Tapi apakah berjalan masyarakat jika tidak ada polisi? Salah seorang ilmuwan politik Universitas Syracuse bernama Jenn Jackson punya teori soal 'menghapuskan polisi'
Menurut Jackson, institusi polisi bisa dihapus jika masyarakat membangun lembaga kepedulian antara sesama, lalu menggalang dana untuk disalurkan kepada komunitas-komunitas kecil yang terkena ketidaksetaraan struktural sebagai gantinya, ketimbang membayar pajak untuk menggaji polisi.
Pakar hukum dari Universitas Gerogetown, Christy Lopez kemudian menyebut bahwa tidak ada polisi sebagai upaya ulang menjamin keselamatan warga, serta menghapus ketergantungan kepada penegak hukum.
Menarik untuk melihat pernyataan dari Jenn Jackson soal bagaimana dana besar yang selama ini dialokasikan untuk polisi dialirkan untuk membangun sistem baru.
Di negara Swedia misalnya, sejak 2015, layanan panggilan darurat tidak lagi dipegang polisi. Namun diarahkan langsung kepada ahli-ahli, seperti tenaga kesehatan atau medis.
Pernyataan lebih keras disuarakan oleh Profesor sosiologi dari Brooklyn College Alex Vitale soal institusi kepolisian. Menurutnya, bentuk perubahan di masyarakat tidak akan berjalan jika masih ada institusi kepolisian.
Menurut Vitale, peran polisi selama ini hanya mendisiplinkan yang terpinggirkan. Lantas apakah ada negara yang berupaya membubarkan kepolisian?

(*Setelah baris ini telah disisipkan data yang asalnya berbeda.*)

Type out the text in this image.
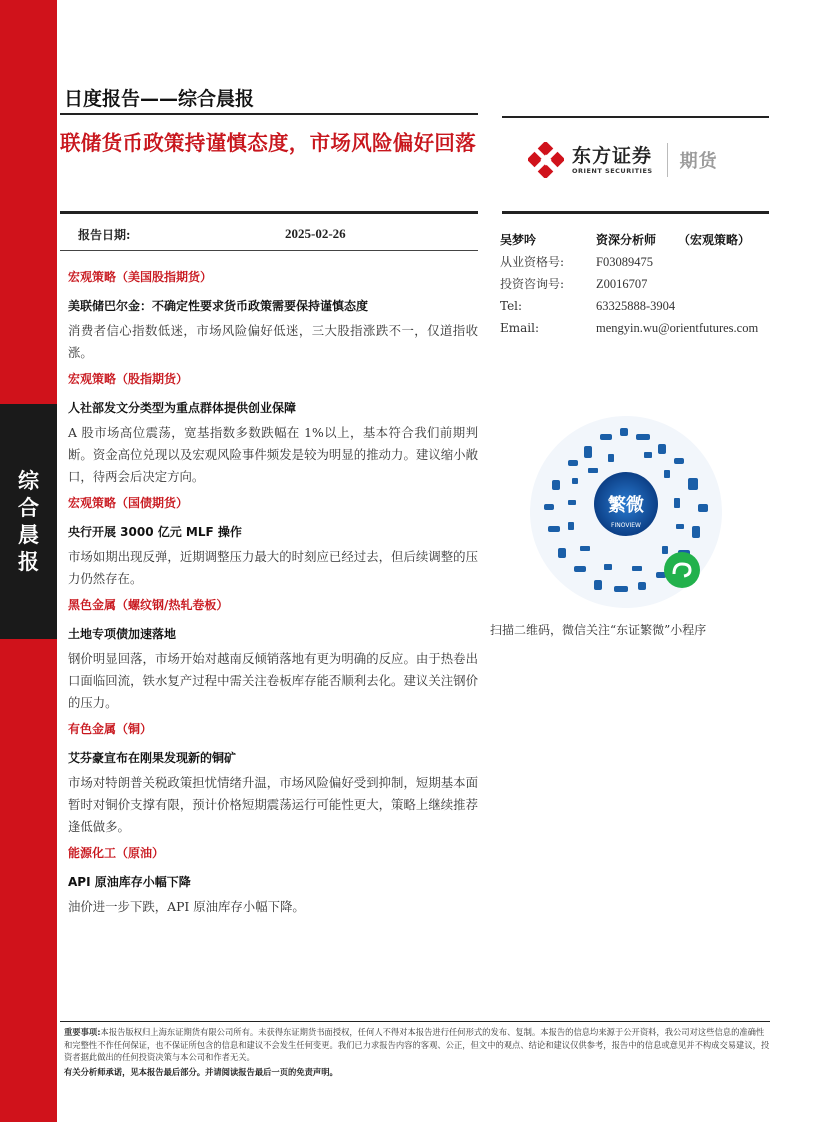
综
合
晨
报
日度报告——综合晨报
联储货币政策持谨慎态度，市场风险偏好回落
东方证券
ORIENT SECURITIES 期货
报告日期:	2025-02-26
宏观策略（美国股指期货）
美联储巴尔金：不确定性要求货币政策需要保持谨慎态度
消费者信心指数低迷，市场风险偏好低迷，三大股指涨跌不一，仅道指收涨。
宏观策略（股指期货）
人社部发文分类型为重点群体提供创业保障
A 股市场高位震荡，宽基指数多数跌幅在 1%以上，基本符合我们前期判断。资金高位兑现以及宏观风险事件频发是较为明显的推动力。建议缩小敞口，待两会后决定方向。
宏观策略（国债期货）
央行开展 3000 亿元 MLF 操作
市场如期出现反弹，近期调整压力最大的时刻应已经过去，但后续调整的压力仍然存在。
黑色金属（螺纹钢/热轧卷板）
土地专项债加速落地
钢价明显回落，市场开始对越南反倾销落地有更为明确的反应。由于热卷出口面临回流，铁水复产过程中需关注卷板库存能否顺利去化。建议关注钢价的压力。
有色金属（铜）
艾芬豪宣布在刚果发现新的铜矿
市场对特朗普关税政策担忧情绪升温，市场风险偏好受到抑制，短期基本面暂时对铜价支撑有限，预计价格短期震荡运行可能性更大，策略上继续推荐逢低做多。
能源化工（原油）
API 原油库存小幅下降
油价进一步下跌，API 原油库存小幅下降。
吴梦吟	资深分析师 （宏观策略）
从业资格号:	F03089475
投资咨询号:	Z0016707
Tel:	63325888-3904
Email:	mengyin.wu@orientfutures.com
繁微
FINOVIEW
扫描二维码，微信关注“东证繁微”小程序
重要事项:本报告版权归上海东证期货有限公司所有。未获得东证期货书面授权，任何人不得对本报告进行任何形式的发布、复制。本报告的信息均来源于公开资料，我公司对这些信息的准确性和完整性不作任何保证，也不保证所包含的信息和建议不会发生任何变更。我们已力求报告内容的客观、公正，但文中的观点、结论和建议仅供参考，报告中的信息或意见并不构成交易建议，投资者据此做出的任何投资决策与本公司和作者无关。
有关分析师承诺，见本报告最后部分。并请阅读报告最后一页的免责声明。
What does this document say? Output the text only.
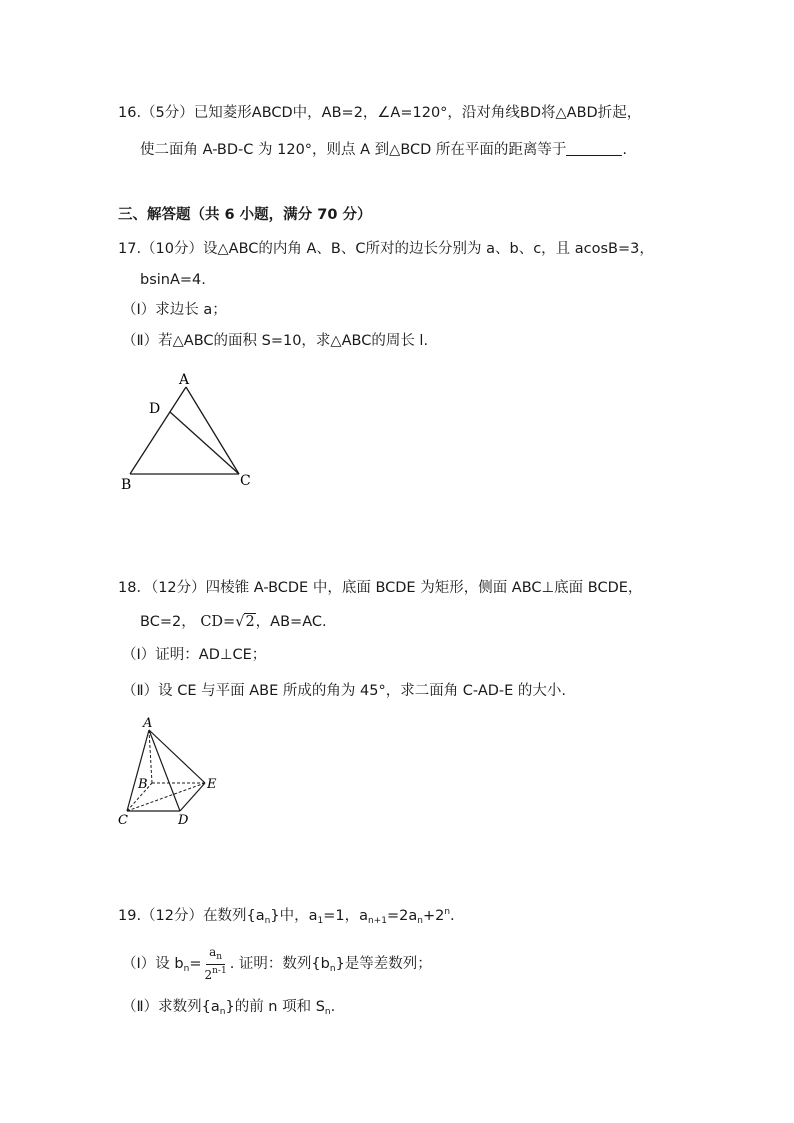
16.（5分）已知菱形ABCD中，AB=2，∠A=120°，沿对角线BD将△ABD折起，
使二面角 A-BD-C 为 120°，则点 A 到△BCD 所在平面的距离等于	.
三、解答题（共 6 小题，满分 70 分）
17.（10分）设△ABC的内角 A、B、C所对的边长分别为 a、b、c，且 acosB=3，
bsinA=4.
（Ⅰ）求边长 a；
（Ⅱ）若△ABC的面积 S=10，求△ABC的周长 l.
A
D
B	C
18．（12分）四棱锥 A-BCDE 中，底面 BCDE 为矩形，侧面 ABC⊥底面 BCDE，
BC=2， CD=√2，AB=AC.
（Ⅰ）证明：AD⊥CE；
（Ⅱ）设 CE 与平面 ABE 所成的角为 45°，求二面角 C-AD-E 的大小.
A
B	E
C	D
19.（12分）在数列$\{a_n\}$中，$a_1=1$，$a_{n+1}=2a_n+2^n$.
（Ⅰ）设 $b_n= \frac{a_n}{2^{n-1}}$ . 证明：数列$\{b_n\}$是等差数列；
（Ⅱ）求数列$\{a_n\}$的前 n 项和 $S_n$.
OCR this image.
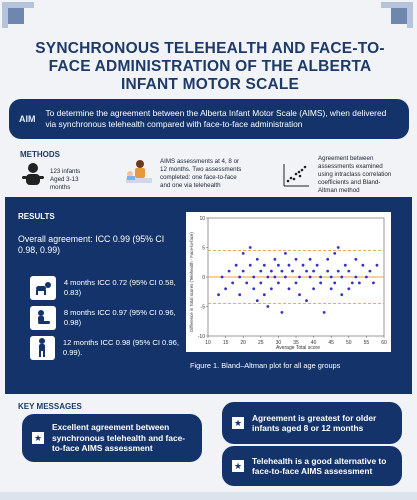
SYNCHRONOUS TELEHEALTH AND FACE-TO-FACE ADMINISTRATION OF THE ALBERTA INFANT MOTOR SCALE
AIM
To determine the agreement between the Alberta Infant Motor Scale (AIMS), when delivered via synchronous telehealth compared with face-to-face administration
METHODS
123 infants Aged 3-13 months
AIMS assessments at 4, 8 or 12 months. Two assessments completed: one face-to-face and one via telehealth
Agreement between assessments examined using intraclass correlation coefficients and Bland- Altman method
RESULTS
Overall agreement: ICC 0.99 (95% CI 0.98, 0.99)
4 months ICC 0.72 (95% CI 0.58, 0.83)
8 months ICC 0.97 (95% CI 0.96, 0.98)
12 months ICC 0.98 (95% CI 0.96, 0.99).
10 15 20 25 30 35 40 45 50 55 60
-10
-5
0
5
10
Average Total score
Difference in Total scores (Telehealth - Face-to-face)
Figure 1. Bland–Altman plot for all age groups
KEY MESSAGES
★
Excellent agreement between synchronous telehealth and face-to-face AIMS assessment
★
Agreement is greatest for older infants aged 8 or 12 months
★
Telehealth is a good alternative to face-to-face AIMS assessment
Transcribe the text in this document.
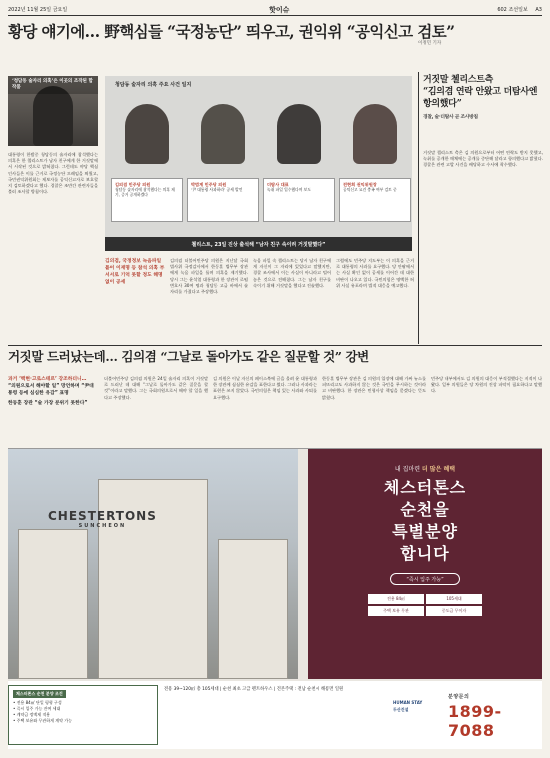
2022년 11월 25일 금요일	핫이슈	602 조선일보 A3
황당 얘기에… 野핵심들 “국정농단” 띄우고, 권익위 “공익신고 검토”
이정민 기자
‘청담동 술자리 의혹’은 이곳의 조작된 합작품
대통령이 한밤중 청담동의 술자리에 참석했다는 의혹은 한 첼리스트가 남자 친구에게 한 거짓말에서 시작된 것으로 밝혀졌다. 그런데도 야당 핵심 인사들은 이를 근거로 국정농단 프레임을 띄웠고, 국민권익위원회는 제보자를 공익신고자로 보호할지 검토하겠다고 했다. 경찰은 조만간 관련자들을 불러 조사할 방침이다.
청담동 술자리 의혹 주요 사건 일지
김의겸 민주당 의원
청담동 술자리에 참석했다는 의혹 제기, 증거 공개하겠다
박범계 민주당 의원
‘尹 대통령 사과하라’ 공세 발언
더탐사 대표
녹취 파일 입수했다며 보도
전현희 권익위원장
공익신고 요건 충족 여부 검토 중
첼리스트, 23일 진상 출석해 “남자 친구 속이려 거짓말했다”
거짓말 첼리스트측
“김의겸 연락 안왔고 더탐사엔 항의했다”
경찰, 술·더탐사 곧 조사방침
거짓말 첼리스트 측은 김 의원으로부터 어떤 연락도 받지 못했고, 녹취를 공개한 매체에는 공개를 중단해 달라고 항의했다고 밝혔다. 경찰은 관련 고발 사건을 배당하고 수사에 착수했다.
김의겸, 국정정보 녹음파일 틀어 이재명 등 참석 의혹 부서서로 기억 못할 정도 해명 없이 공세
김의겸 더불어민주당 의원은 지난달 국회 법사위 국정감사에서 한동훈 법무부 장관에게 녹음 파일을 틀며 의혹을 제기했다. 당시 그는 윤석열 대통령과 한 장관이 로펌 변호사 30여 명과 청담동 고급 바에서 술자리를 가졌다고 주장했다.
녹음 파일 속 첼리스트는 당시 남자 친구에게 자신이 그 자리에 있었다고 말했지만, 경찰 조사에서 이는 사실이 아니라고 털어놓은 것으로 전해졌다. 그는 남자 친구를 속이기 위해 거짓말을 했다고 진술했다.
그럼에도 민주당 지도부는 이 의혹을 근거로 대통령의 사과를 요구했다. 당 안팎에서는 사실 확인 없이 공세를 이어간 데 대한 비판이 나오고 있다. 국민의힘은 명백한 허위 사실 유포라며 법적 대응을 예고했다.
거짓말 드러났는데… 김의겸 “그날로 돌아가도 같은 질문할 것” 강변
과거 ‘백현·고로스테르’ 강조하더니…
“의원으로서 해야할 일” 망언하며 “尹대통령 등에 심심한 유감” 표명
한동훈 장관 “술 가장 분위기 못한다”
더불어민주당 김의겸 의원은 24일 술자리 의혹이 거짓말로 드러난 데 대해 “그날로 돌아가도 같은 질문을 할 것”이라고 말했다. 그는 국회의원으로서 해야 할 일을 했다고 주장했다.
김 의원은 이날 자신의 페이스북에 글을 올려 윤 대통령과 한 장관께 심심한 유감을 표한다고 썼다. 그러나 사과라는 표현은 쓰지 않았다. 국민의힘은 책임 있는 사과와 사퇴를 요구했다.
한동훈 법무부 장관은 김 의원의 입장에 대해 가짜 뉴스를 퍼뜨리고도 사과하지 않는 것은 국민을 무시하는 것이라고 비판했다. 한 장관은 민형사상 책임을 묻겠다는 뜻도 밝혔다.
민주당 내부에서도 김 의원의 대응이 부적절했다는 지적이 나왔다. 일부 의원들은 당 차원의 진상 파악이 필요하다고 말했다.
CHESTERTONS
SUNCHEON
내 집마련 더 많은 혜택
체스터톤스
순천을
특별분양
합니다
“즉시 입주 가능”
전용 84㎡	105세대
주택 보유 무관	중도금 무이자
체스터톤스 순천 분양 조건
• 전용 84㎡ 단일 평형 구성
• 즉시 입주 가능 잔여 세대
• 계약금 정액제 적용
• 주택 보유와 무관하게 계약 가능
전용 39~120㎡ 총 105세대 | 순천 최초 고급 펜트하우스 | 견본주택 : 전남 순천시 해룡면 일원
HUMAN STAY
두산건설
분양문의
1899-7088
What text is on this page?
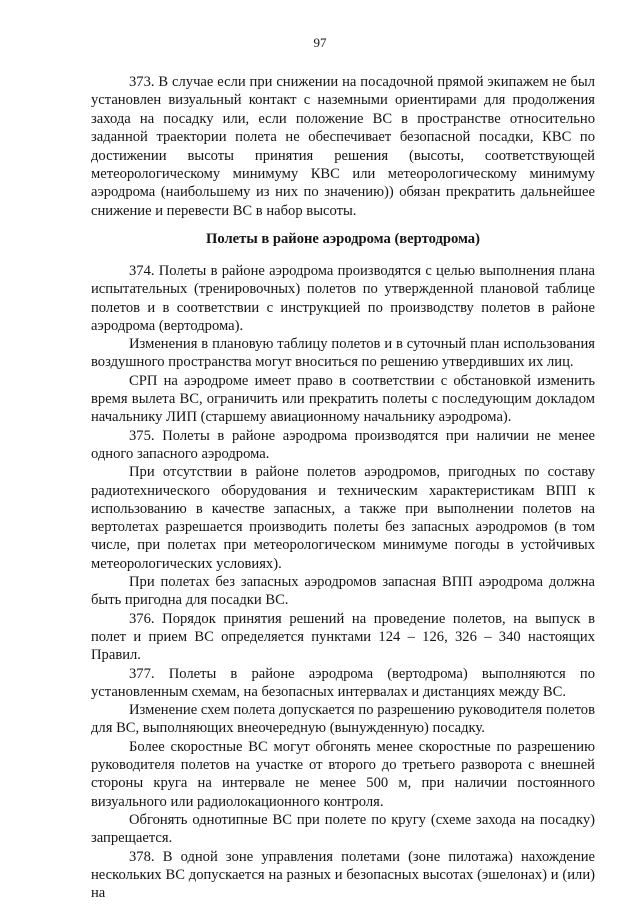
97

373. В случае если при снижении на посадочной прямой экипажем не был установлен визуальный контакт с наземными ориентирами для продолжения захода на посадку или, если положение ВС в пространстве относительно заданной траектории полета не обеспечивает безопасной посадки, КВС по достижении высоты принятия решения (высоты, соответствующей метеорологическому минимуму КВС или метеорологическому минимуму аэродрома (наибольшему из них по значению)) обязан прекратить дальнейшее снижение и перевести ВС в набор высоты.

Полеты в районе аэродрома (вертодрома)

374. Полеты в районе аэродрома производятся с целью выполнения плана испытательных (тренировочных) полетов по утвержденной плановой таблице полетов и в соответствии с инструкцией по производству полетов в районе аэродрома (вертодрома).

Изменения в плановую таблицу полетов и в суточный план использования воздушного пространства могут вноситься по решению утвердивших их лиц.

СРП на аэродроме имеет право в соответствии с обстановкой изменить время вылета ВС, ограничить или прекратить полеты с последующим докладом начальнику ЛИП (старшему авиационному начальнику аэродрома).

375. Полеты в районе аэродрома производятся при наличии не менее одного запасного аэродрома.

При отсутствии в районе полетов аэродромов, пригодных по составу радиотехнического оборудования и техническим характеристикам ВПП к использованию в качестве запасных, а также при выполнении полетов на вертолетах разрешается производить полеты без запасных аэродромов (в том числе, при полетах при метеорологическом минимуме погоды в устойчивых метеорологических условиях).

При полетах без запасных аэродромов запасная ВПП аэродрома должна быть пригодна для посадки ВС.

376. Порядок принятия решений на проведение полетов, на выпуск в полет и прием ВС определяется пунктами 124 – 126, 326 – 340 настоящих Правил.

377. Полеты в районе аэродрома (вертодрома) выполняются по установленным схемам, на безопасных интервалах и дистанциях между ВС.

Изменение схем полета допускается по разрешению руководителя полетов для ВС, выполняющих внеочередную (вынужденную) посадку.

Более скоростные ВС могут обгонять менее скоростные по разрешению руководителя полетов на участке от второго до третьего разворота с внешней стороны круга на интервале не менее 500 м, при наличии постоянного визуального или радиолокационного контроля.

Обгонять однотипные ВС при полете по кругу (схеме захода на посадку) запрещается.

378. В одной зоне управления полетами (зоне пилотажа) нахождение нескольких ВС допускается на разных и безопасных высотах (эшелонах) и (или) на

Ya ada, negara itu ada Geogria. Pada 2004, Georgia yang dipimpin oleh Georgia Mikheil Saakashvil berupaya membubarkan institusi kepolisian di negara itu. Hal ini lantaran institusi kepolisian Georgia saat itu menjadi sarang korup dan bandit.
Georgia Mikheil Saakashvil tak main-main, ia membubarkan polisi lalu lintas di sana. Ribuan polisi dipecat dari pekerjaannya. Setelah itu, kepolisian dibangun ulang dari nol dengan personel terbatas dan seleksi super ketat.
Apa yang kemudian terjadi? Hasilnya pada survei 2010, kekerasan di Georgia berkurang sebanyak 66 persen sementara tingkat kriminalitas berkurang sebanyak 54 persen.